On 28/12/12 07:42, Abhishek Shivkumar wrote:
Hi Andy,
Here are the triples from the neighborhood of line 270608. i tried
finding the error but couldn't. Do you see any by chance?
I printed the line number too on the left just in case. Ex: "line num
270591-"
Not quite the right line but close ... this may be the problem:
Line:
-----------------
ns:m.01gqn1 ns:base.braziliangovt.brazilian_political_party.number 13.
-----------------
and the problem is the 13.
The WG spec in development has:
[21] DECIMAL ::= [+-]? [0-9]* '.' [0-9]+
so a decimal must have a trailing digit, and "13." is integer 13
followed by a DOT (terminates the triples).
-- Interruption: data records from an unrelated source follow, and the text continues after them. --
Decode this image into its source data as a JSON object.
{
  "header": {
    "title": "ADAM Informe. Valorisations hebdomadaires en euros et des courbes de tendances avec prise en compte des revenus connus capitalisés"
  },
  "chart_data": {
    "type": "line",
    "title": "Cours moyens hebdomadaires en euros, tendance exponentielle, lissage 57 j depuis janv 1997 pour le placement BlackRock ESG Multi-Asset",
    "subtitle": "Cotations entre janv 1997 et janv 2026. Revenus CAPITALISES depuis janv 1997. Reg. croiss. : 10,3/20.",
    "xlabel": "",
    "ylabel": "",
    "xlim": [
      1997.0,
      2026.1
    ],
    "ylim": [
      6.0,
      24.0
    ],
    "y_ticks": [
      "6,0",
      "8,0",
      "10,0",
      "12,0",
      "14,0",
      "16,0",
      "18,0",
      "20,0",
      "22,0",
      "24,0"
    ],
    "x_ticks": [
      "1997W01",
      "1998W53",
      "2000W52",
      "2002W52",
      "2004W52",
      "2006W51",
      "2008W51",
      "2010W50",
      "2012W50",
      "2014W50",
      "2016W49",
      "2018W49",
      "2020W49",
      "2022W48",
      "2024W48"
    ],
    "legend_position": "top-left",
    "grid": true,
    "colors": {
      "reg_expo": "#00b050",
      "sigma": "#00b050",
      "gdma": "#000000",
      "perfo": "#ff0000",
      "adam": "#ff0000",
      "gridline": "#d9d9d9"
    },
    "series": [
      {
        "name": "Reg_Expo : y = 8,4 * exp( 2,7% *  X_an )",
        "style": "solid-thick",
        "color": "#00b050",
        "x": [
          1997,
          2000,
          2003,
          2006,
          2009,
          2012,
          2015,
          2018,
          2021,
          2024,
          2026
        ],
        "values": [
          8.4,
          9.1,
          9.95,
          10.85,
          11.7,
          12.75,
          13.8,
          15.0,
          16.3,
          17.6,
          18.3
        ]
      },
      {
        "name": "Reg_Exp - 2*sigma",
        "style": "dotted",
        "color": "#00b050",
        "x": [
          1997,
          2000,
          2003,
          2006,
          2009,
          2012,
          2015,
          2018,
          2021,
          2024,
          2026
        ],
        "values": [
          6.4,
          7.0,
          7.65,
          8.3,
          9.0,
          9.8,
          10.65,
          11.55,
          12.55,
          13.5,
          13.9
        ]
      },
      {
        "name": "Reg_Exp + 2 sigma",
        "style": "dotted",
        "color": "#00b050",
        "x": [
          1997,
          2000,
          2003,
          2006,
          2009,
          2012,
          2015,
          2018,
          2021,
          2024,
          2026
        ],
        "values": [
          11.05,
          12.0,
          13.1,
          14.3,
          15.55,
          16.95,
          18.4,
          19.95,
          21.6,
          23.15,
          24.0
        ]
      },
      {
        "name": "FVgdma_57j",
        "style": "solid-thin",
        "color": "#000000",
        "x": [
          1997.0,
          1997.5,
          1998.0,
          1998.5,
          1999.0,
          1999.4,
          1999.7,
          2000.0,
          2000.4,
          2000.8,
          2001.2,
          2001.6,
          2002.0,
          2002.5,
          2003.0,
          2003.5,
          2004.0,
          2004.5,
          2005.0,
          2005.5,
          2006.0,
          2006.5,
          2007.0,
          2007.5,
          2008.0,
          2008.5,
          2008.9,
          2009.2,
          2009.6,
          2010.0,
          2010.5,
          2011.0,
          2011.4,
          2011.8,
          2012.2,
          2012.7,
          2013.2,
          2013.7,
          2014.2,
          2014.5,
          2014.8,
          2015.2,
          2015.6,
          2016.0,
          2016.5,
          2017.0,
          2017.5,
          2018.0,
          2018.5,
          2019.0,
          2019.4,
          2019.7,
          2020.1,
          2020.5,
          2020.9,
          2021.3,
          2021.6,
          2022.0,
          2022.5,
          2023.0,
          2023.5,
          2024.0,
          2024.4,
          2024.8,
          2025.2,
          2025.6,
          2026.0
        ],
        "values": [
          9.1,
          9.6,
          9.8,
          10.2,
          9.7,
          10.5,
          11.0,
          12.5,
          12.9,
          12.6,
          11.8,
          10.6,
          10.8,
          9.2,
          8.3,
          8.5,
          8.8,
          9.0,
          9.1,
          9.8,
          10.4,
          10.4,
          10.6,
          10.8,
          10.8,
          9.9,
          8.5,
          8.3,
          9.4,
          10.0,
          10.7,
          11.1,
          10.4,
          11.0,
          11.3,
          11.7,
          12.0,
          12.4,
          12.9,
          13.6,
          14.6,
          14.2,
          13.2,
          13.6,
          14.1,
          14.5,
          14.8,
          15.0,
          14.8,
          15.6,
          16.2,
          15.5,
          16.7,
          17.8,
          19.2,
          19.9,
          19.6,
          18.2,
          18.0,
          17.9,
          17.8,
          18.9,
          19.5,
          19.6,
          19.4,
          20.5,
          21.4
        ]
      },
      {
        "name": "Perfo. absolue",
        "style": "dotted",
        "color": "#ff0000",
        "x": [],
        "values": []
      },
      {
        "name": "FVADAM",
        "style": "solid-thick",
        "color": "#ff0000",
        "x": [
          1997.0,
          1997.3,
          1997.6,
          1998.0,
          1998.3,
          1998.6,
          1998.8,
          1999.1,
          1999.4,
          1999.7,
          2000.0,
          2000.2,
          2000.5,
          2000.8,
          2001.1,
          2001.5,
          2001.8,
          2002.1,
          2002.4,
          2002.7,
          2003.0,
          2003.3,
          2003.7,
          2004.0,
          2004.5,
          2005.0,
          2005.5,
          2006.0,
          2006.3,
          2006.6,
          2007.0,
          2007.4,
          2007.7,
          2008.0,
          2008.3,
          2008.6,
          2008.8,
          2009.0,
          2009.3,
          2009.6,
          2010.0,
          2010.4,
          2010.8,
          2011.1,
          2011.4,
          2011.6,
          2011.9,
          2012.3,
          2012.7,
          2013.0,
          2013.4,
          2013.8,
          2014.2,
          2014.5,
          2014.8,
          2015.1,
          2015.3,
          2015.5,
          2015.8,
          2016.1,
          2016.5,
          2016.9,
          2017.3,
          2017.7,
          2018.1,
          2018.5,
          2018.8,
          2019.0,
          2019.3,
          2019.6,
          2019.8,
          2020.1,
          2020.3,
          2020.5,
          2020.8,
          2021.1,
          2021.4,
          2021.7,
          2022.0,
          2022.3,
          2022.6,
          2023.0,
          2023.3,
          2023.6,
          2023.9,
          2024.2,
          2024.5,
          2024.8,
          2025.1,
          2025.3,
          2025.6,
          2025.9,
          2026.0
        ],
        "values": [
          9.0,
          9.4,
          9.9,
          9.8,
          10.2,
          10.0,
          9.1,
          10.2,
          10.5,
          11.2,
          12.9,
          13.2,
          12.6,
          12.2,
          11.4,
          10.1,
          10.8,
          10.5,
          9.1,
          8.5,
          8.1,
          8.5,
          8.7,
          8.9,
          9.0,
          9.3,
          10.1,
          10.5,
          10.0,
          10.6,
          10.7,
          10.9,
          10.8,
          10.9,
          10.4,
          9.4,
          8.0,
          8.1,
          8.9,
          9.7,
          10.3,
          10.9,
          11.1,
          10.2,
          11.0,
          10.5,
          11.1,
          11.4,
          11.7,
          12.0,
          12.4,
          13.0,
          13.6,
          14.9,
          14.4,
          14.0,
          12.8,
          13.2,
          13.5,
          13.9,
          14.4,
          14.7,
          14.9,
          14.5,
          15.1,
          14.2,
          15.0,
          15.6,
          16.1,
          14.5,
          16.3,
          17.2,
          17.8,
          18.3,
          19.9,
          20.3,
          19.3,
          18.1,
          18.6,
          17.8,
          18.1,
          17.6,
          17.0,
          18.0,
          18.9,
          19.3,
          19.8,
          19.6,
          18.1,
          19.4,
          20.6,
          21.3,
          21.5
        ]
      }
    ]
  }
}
But in the W3C submission has a know problem in this area:
[18] decimal ::= ('-' | '+')? ( [0-9]+ '.' [0-9]* | '.' ([0-9])+ |
([0-9])+ )
and 13. is ambiguous. Is it 13 and a DOT or a decimal with lexical form
"13." The normal way to tokenize is to choose the longest match (so
":abc" isn't ":a" then "bc") and that means you need a space to the
tokens '13' and DOT
Jena 2.7.4 follows the submission and "13." is a decimal and the needs a
trailing DOT.
In fact, using space-DOT everywhere would be very sensible. Trailing
dots on prefix names may confuse some older parsers.
Jena development (2.10.0) follows the W3C WG spec and it's 13 integer
and a trailing DOT and parses.
Do you have a corrected version of freebase-rdf-2012-12-09-00-00? I
downloaded it but there are other things to fix up before it gets to
that point.
Andy